API design#

The reference implementation simply consists of a series of Python classes that represent NIR structures. In other words, they do not implement the functionality of the nodes, but simply represent the necessary parameters required to eventually evaluate the node.

We chose Python because the language is straight-forward, known by most, and has excellent dataclasses exactly for our purpose. This permits an incredibly simple structure, where we have encoded all the NIR primitives into a single ir.py file, with a simple structure:

@dataclass
class MyNIRNode(NIRNode):
    some_parameter: np.ndarray

In this example, we create a class that inherits from the parent NIRNode with a single parameter, some_parameter. Instantiating the class is simply MyNIRNode(np.array([...])).

NIR Graphs and edges#

A collection of nodes is a NIRGraph, which is, you guessed it, a NIRNode. But the graph node is special in that it contains a number of named nodes (.nodes) and connections between them (.edges). The nodes are named because we need to uniquely distinguish them from each other, so .nodes is actually a dictionary (Dict[str, NIRNode]). With our node above, we can define nodes = {"my_node": MyNIRNode(np.array([...]))}.

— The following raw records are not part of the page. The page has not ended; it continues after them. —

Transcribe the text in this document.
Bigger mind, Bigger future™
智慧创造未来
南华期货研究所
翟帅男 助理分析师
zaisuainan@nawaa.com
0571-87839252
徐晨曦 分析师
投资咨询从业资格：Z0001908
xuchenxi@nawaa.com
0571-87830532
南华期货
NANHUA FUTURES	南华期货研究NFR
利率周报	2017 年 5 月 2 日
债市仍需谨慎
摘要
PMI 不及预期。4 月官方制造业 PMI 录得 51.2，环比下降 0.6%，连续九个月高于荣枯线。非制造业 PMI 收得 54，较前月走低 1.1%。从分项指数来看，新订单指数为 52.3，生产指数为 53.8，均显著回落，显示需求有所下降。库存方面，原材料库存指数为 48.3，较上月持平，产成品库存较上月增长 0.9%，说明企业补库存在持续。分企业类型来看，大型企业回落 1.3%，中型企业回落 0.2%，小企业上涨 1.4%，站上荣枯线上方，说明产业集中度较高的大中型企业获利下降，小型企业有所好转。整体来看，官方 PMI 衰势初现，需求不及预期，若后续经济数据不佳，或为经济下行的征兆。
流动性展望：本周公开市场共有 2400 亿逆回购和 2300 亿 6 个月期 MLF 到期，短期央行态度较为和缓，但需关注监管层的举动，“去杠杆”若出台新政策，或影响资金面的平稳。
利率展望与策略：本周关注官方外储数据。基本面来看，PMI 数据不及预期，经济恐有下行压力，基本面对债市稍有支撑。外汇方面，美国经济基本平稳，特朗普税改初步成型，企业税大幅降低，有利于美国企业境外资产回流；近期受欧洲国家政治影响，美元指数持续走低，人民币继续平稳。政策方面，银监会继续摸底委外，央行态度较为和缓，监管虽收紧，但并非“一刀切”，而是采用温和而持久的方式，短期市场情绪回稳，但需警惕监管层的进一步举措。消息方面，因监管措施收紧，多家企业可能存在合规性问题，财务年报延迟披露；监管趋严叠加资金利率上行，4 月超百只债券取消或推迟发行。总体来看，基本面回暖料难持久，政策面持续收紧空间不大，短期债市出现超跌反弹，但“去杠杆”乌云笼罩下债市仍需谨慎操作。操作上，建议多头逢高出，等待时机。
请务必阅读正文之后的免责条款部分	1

Edges are simply two strings: a beginning and ending node in a tuple (Tuple[str, str]). There are no restrictions on edges; you can connect nodes to themselves—multiple times if you wish. That would look like this: edges = [("my_node", "my_node")].

In sum, a rudimentary, self-cyclic graph can be described in NIR as follows:

NIRGraph(
    nodes = {"my_node": MyNIRNode(np.array([...]))},
    edges = [("my_node", "my_node")]
)

Input and output types#

All nodes are expected to carry two internal variables (input_type and output_type), that describe the names and shape of the input and outputs of the node as a dictionary (Dict[str, np.ndarray]). The variables can be equalled to the function declaration in programming languages, where the names and types of the function arguments are given. Most nodes have a single input ("input") and output ("output"), in which case their input_type and output_type have single (trivial) entries: {"input": ...} and {"output": ...}. Other nodes are more complicated and use explicit names for their arguments (see below). In most cases the variables are inferred in the __post_init__ method, but new implementations will have to somehow assign them.

Subgraphs and types#

The decision to include the input and output types were made to disambiguate connectivity between nodes. Immediately, they allow us to ensure that an edge connecting two nodes are valid; that the type in one end corresponds to the type in the other end. But the types are necessary in cases where we wish to connect to or from subgraphs.

Consider a subgraph G with two nodes B and C. How can we specifically describe connectivity to B and not C? By using the input types, we can subscript the edge to specify exactly which input we’re connecting to: G.B. An edge from A to B would then look like this: ("A", "G.B"). The same process works out of the graph, thanks to the output_type: we simply create an outgoing edge from G.A.

See the unit test file test_architectures.py for concrete examples on NIR graphs, input/output types, and subgraphs.